The 37-year-old was 100 pounds overweight. And not just because of what she tasted as a chef instructor at Robert Morris University in Chicago. There were also the meals at home and the passes through fast-food drive-throughs. The pounds had piled up since her freshman year in college.
She knew that if she wanted to become pregnant, have a healthy pregnancy and be physically fit to raise children, something had to change. Now.
So when a chef friend mentioned on Facebook that the Food Network was looking for subjects for its new show, Lamplough jumped at the chance.
"I was at a point in my life where I was ready to ask for some help," she said.
And after four months of intense exercise, meal revisions and therapy, she jokes the TV show should be called "Not-So-Fat-Chef."
The show, which premiered Jan. 26, features two chefs per episode. Lamplough's episode is scheduled to be broadcast March 1.
Filming started Oct. 6. Lamplough was assigned to health consultant Robert Brace, who evaluated her fitness and what she was eating, then designed a plan. Then, Lamplough started working out, two hours a day, six days a week. She joined River West Family Fitness Center in downtown Batavia, where owner Chris Hylton became her local personal trainer, with visits from New York-based Brace. "They had fun taking turns killing me in the gym," Lamplough said.
Particularly rough was Hylton's daily "Boot Camp" class. "I have never been in such good shape in my life. My butt shrunk so much, so I call it booty camp," she said.
Fitting that exercise in around her full-time job meant going to the gym at 5 a.m. before work, or sometimes working out at RMU's fitness center on her lunch hour.
What to eat
Learning what to eat wasn't an issue. "I'm actually an expert at it," Lamplough said.

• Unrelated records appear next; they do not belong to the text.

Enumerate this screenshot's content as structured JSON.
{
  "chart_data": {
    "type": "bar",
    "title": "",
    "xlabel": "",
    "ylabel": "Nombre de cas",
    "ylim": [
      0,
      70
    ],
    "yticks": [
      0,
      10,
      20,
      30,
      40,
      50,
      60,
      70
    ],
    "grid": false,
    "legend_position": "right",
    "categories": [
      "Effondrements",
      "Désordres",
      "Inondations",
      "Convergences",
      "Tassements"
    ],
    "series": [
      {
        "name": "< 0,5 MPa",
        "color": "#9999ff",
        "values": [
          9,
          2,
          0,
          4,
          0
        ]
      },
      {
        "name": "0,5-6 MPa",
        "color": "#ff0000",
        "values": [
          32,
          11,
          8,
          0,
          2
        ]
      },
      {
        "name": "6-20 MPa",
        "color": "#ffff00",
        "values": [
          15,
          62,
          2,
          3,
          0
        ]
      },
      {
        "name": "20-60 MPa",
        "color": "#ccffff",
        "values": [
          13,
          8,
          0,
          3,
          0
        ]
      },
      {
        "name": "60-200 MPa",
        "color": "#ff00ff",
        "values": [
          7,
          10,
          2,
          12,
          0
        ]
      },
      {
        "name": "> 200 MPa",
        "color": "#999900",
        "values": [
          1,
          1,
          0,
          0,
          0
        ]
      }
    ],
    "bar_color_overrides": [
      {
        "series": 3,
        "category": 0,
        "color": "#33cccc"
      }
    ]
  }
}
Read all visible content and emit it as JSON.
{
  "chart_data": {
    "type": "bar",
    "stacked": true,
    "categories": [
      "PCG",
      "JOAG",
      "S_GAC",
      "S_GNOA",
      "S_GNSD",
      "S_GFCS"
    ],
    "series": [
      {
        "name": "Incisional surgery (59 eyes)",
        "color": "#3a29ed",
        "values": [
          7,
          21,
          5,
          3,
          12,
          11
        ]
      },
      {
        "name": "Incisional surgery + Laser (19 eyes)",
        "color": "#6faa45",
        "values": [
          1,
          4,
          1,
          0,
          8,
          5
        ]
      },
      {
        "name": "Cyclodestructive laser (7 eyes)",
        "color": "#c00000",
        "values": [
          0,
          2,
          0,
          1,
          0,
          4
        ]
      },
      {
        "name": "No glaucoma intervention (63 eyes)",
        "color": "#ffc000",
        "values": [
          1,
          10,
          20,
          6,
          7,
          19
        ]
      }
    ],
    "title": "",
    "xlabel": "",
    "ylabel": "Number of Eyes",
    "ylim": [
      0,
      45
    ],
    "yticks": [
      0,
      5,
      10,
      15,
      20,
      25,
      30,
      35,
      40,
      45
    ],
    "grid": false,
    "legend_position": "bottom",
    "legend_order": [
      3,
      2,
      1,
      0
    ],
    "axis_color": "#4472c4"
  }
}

Her problem was eating too much. "I just love food. I am a foodie," she said. Her parents owned a Dairy Queen. Family gatherings involve meals. "We needed to change our ways a little bit," she said.
"We needed to change our ways a LOT."
During her weight-loss journey, Lamplough made recipes out of her own cookbook. And she started therapy to deal with emotional issues she believes led her to overeat, including the death of her father when she was a freshman in college.

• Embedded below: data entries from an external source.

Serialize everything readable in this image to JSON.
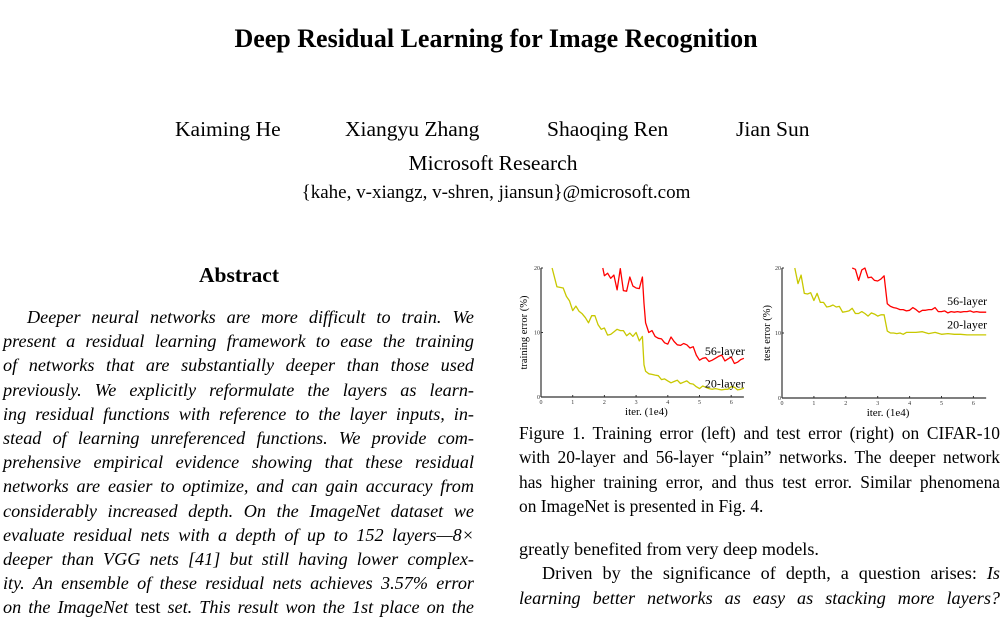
{
  "paper": {
    "title": "Deep Residual Learning for Image Recognition",
    "authors": [
      "Kaiming He",
      "Xiangyu Zhang",
      "Shaoqing Ren",
      "Jian Sun"
    ],
    "affiliation": "Microsoft Research",
    "email": "{kahe, v-xiangz, v-shren, jiansun}@microsoft.com"
  },
  "abstract": {
    "heading": "Abstract",
    "lines": [
      "Deeper neural networks are more difficult to train.  We",
      "present a residual learning framework to ease the training",
      "of networks that are substantially deeper than those used",
      "previously.  We explicitly reformulate the layers as learn-",
      "ing residual functions with reference to the layer inputs, in-",
      "stead of learning unreferenced functions.  We provide com-",
      "prehensive empirical evidence showing that these residual",
      "networks are easier to optimize, and can gain accuracy from",
      "considerably increased depth.  On the ImageNet dataset we",
      "evaluate residual nets with a depth of up to 152 layers—8×",
      "deeper than VGG nets [41] but still having lower complex-",
      "ity. An ensemble of these residual nets achieves 3.57% error"
    ],
    "last_line": {
      "pre": "on the ImageNet ",
      "upright": "test",
      "post": " set. This result won the 1st place on the"
    }
  },
  "figure": {
    "caption_lines": [
      "Figure 1. Training error (left) and test error (right) on CIFAR-10",
      "with 20-layer and 56-layer “plain” networks. The deeper network",
      "has higher training error, and thus test error.  Similar phenomena",
      "on ImageNet is presented in Fig. 4."
    ]
  },
  "right_text": {
    "line1": "greatly benefited from very deep models.",
    "line2_pre": "Driven by the significance of depth, a question arises: ",
    "line2_it": "Is",
    "line3_it": "learning better networks as easy as stacking more layers?"
  },
  "chart_data": [
    {
      "type": "line",
      "title": "",
      "xlabel": "iter. (1e4)",
      "ylabel": "training error (%)",
      "xlim": [
        0,
        6.4
      ],
      "ylim": [
        0,
        20
      ],
      "xticks": [
        "0",
        "1",
        "2",
        "3",
        "4",
        "5",
        "6"
      ],
      "yticks": [
        "0",
        "10",
        "20"
      ],
      "grid": false,
      "series": [
        {
          "name": "56-layer",
          "color": "#ff0000",
          "x": [
            1.95,
            2.0,
            2.1,
            2.2,
            2.3,
            2.4,
            2.5,
            2.6,
            2.7,
            2.8,
            2.9,
            3.0,
            3.1,
            3.2,
            3.25,
            3.3,
            3.4,
            3.5,
            3.6,
            3.7,
            3.8,
            3.9,
            4.0,
            4.1,
            4.2,
            4.3,
            4.4,
            4.5,
            4.6,
            4.7,
            4.8,
            4.9,
            5.0,
            5.1,
            5.2,
            5.3,
            5.4,
            5.5,
            5.6,
            5.7,
            5.8,
            5.9,
            6.0,
            6.1,
            6.2,
            6.3,
            6.4
          ],
          "values": [
            20,
            18.8,
            19.2,
            18.4,
            18.9,
            16.6,
            19.9,
            16.5,
            16.4,
            18.6,
            17.2,
            16.9,
            16.8,
            18.6,
            14.5,
            11.5,
            10.0,
            10.3,
            9.4,
            9.1,
            9.0,
            8.4,
            8.2,
            9.3,
            8.6,
            8.1,
            8.0,
            8.3,
            8.1,
            7.6,
            7.8,
            6.5,
            5.7,
            6.0,
            6.1,
            5.5,
            5.7,
            6.0,
            6.3,
            6.5,
            5.6,
            5.9,
            6.2,
            5.2,
            5.4,
            5.8,
            6.0
          ]
        },
        {
          "name": "20-layer",
          "color": "#c8c800",
          "x": [
            0.35,
            0.5,
            0.7,
            0.8,
            0.9,
            1.0,
            1.1,
            1.2,
            1.3,
            1.4,
            1.5,
            1.6,
            1.7,
            1.8,
            1.9,
            2.0,
            2.1,
            2.2,
            2.3,
            2.4,
            2.5,
            2.6,
            2.7,
            2.8,
            2.9,
            3.0,
            3.1,
            3.2,
            3.25,
            3.3,
            3.4,
            3.5,
            3.6,
            3.7,
            3.8,
            3.9,
            4.0,
            4.1,
            4.2,
            4.3,
            4.4,
            4.5,
            4.6,
            4.7,
            4.8,
            4.9,
            5.0,
            5.1,
            5.2,
            5.3,
            5.4,
            5.5,
            5.6,
            5.7,
            5.8,
            5.9,
            6.0,
            6.1,
            6.2,
            6.3,
            6.4
          ],
          "values": [
            20,
            17.1,
            16.9,
            15.6,
            14.9,
            13.4,
            14.1,
            13.3,
            12.9,
            12.3,
            11.5,
            12.6,
            12.6,
            11.2,
            10.5,
            10.7,
            9.6,
            9.7,
            10.1,
            10.5,
            10.3,
            10.3,
            9.5,
            9.9,
            9.4,
            10.0,
            8.7,
            9.4,
            5.0,
            4.0,
            3.6,
            3.5,
            3.4,
            3.3,
            2.7,
            2.8,
            2.5,
            2.2,
            2.4,
            2.6,
            2.1,
            2.3,
            2.5,
            2.1,
            2.0,
            1.6,
            1.3,
            1.7,
            1.5,
            1.3,
            1.2,
            1.3,
            1.2,
            1.1,
            1.2,
            1.2,
            1.6,
            1.5,
            1.1,
            1.2,
            1.4
          ]
        }
      ],
      "annotations": [
        {
          "text": "56-layer",
          "x": 5.9,
          "y": 6.5
        },
        {
          "text": "20-layer",
          "x": 5.9,
          "y": 1.5
        }
      ]
    },
    {
      "type": "line",
      "title": "",
      "xlabel": "iter. (1e4)",
      "ylabel": "test error (%)",
      "xlim": [
        0,
        6.4
      ],
      "ylim": [
        0,
        20
      ],
      "xticks": [
        "0",
        "1",
        "2",
        "3",
        "4",
        "5",
        "6"
      ],
      "yticks": [
        "0",
        "10",
        "20"
      ],
      "grid": false,
      "series": [
        {
          "name": "56-layer",
          "color": "#ff0000",
          "x": [
            2.2,
            2.3,
            2.4,
            2.5,
            2.6,
            2.7,
            2.8,
            2.9,
            3.0,
            3.1,
            3.2,
            3.3,
            3.4,
            3.5,
            3.6,
            3.7,
            3.8,
            3.9,
            4.0,
            4.1,
            4.2,
            4.3,
            4.4,
            4.5,
            4.6,
            4.7,
            4.8,
            4.9,
            5.0,
            5.1,
            5.2,
            5.3,
            5.4,
            5.5,
            5.6,
            5.7,
            5.8,
            5.9,
            6.0,
            6.1,
            6.2,
            6.3,
            6.4
          ],
          "values": [
            20,
            19.8,
            18.1,
            19.7,
            20,
            18.5,
            18.6,
            18.1,
            18.0,
            18.3,
            18.8,
            14.5,
            14.1,
            13.9,
            13.8,
            13.6,
            13.6,
            13.4,
            13.5,
            13.9,
            13.6,
            13.2,
            13.5,
            13.5,
            13.6,
            13.6,
            13.9,
            13.3,
            13.3,
            13.4,
            13.1,
            13.3,
            13.2,
            13.3,
            13.2,
            13.3,
            13.3,
            13.4,
            13.2,
            13.3,
            13.2,
            13.2,
            13.2
          ]
        },
        {
          "name": "20-layer",
          "color": "#c8c800",
          "x": [
            0.4,
            0.5,
            0.6,
            0.7,
            0.8,
            0.9,
            1.0,
            1.1,
            1.2,
            1.3,
            1.4,
            1.5,
            1.6,
            1.7,
            1.8,
            1.9,
            2.0,
            2.1,
            2.2,
            2.3,
            2.4,
            2.5,
            2.6,
            2.7,
            2.8,
            2.9,
            3.0,
            3.1,
            3.2,
            3.3,
            3.4,
            3.5,
            3.6,
            3.7,
            3.8,
            3.9,
            4.0,
            4.2,
            4.4,
            4.6,
            4.8,
            5.0,
            5.2,
            5.4,
            5.6,
            5.8,
            6.0,
            6.2,
            6.4
          ],
          "values": [
            20,
            17.6,
            18.9,
            16.1,
            16.0,
            16.2,
            15.0,
            16.1,
            14.7,
            14.7,
            14.0,
            14.1,
            14.3,
            14.0,
            14.1,
            13.2,
            13.3,
            13.4,
            13.8,
            13.0,
            13.0,
            13.3,
            13.0,
            12.6,
            13.1,
            12.9,
            12.6,
            12.8,
            12.8,
            10.3,
            10.0,
            10.0,
            9.9,
            10.0,
            9.8,
            10.1,
            10.1,
            10.1,
            10.2,
            9.9,
            10.1,
            9.8,
            9.9,
            9.8,
            9.8,
            9.7,
            9.7,
            9.7,
            9.7
          ]
        }
      ],
      "annotations": [
        {
          "text": "56-layer",
          "x": 5.9,
          "y": 14.3
        },
        {
          "text": "20-layer",
          "x": 5.9,
          "y": 10.7
        }
      ]
    }
  ]
}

And did it all in front of TV cameras.
"It (losing weight) is such a hard, private thing, and you are putting it out for the world," she said.
Lamplough will be live tweeting during the broadcasts at 9 p.m. Thursdays at fitfoodiechef, and she has a Facebook page, Facebook.com@fitfoodiechef. She plans to start a website soon.
Lamplough raves about the show being a positive experience. Unlike other reality TV shows, this wasn't a contest. There was no snakiness or backstabbing. And it shows people that you can focus on weight loss and good health, even while leading your everyday life. "We weren't shipped off to a ranch somewhere," Lamplough said.
So far, Lamplough has lost 52 pounds. She shared that fact with a crowd of about 40 who attended a recent presentation she made in the demonstration kitchen at Northern Illinois Food Bank in Geneva. The food bank, which supplies food to charity pantries and other nutrition programs, wants to also educate people about good nutrition.
Lamplough's stepmother-in-law, a volunteer there, immediately thought of Lamplough.
She made a tomato-cucumber-and-feta salad, low in fat and only 75 calories per cup.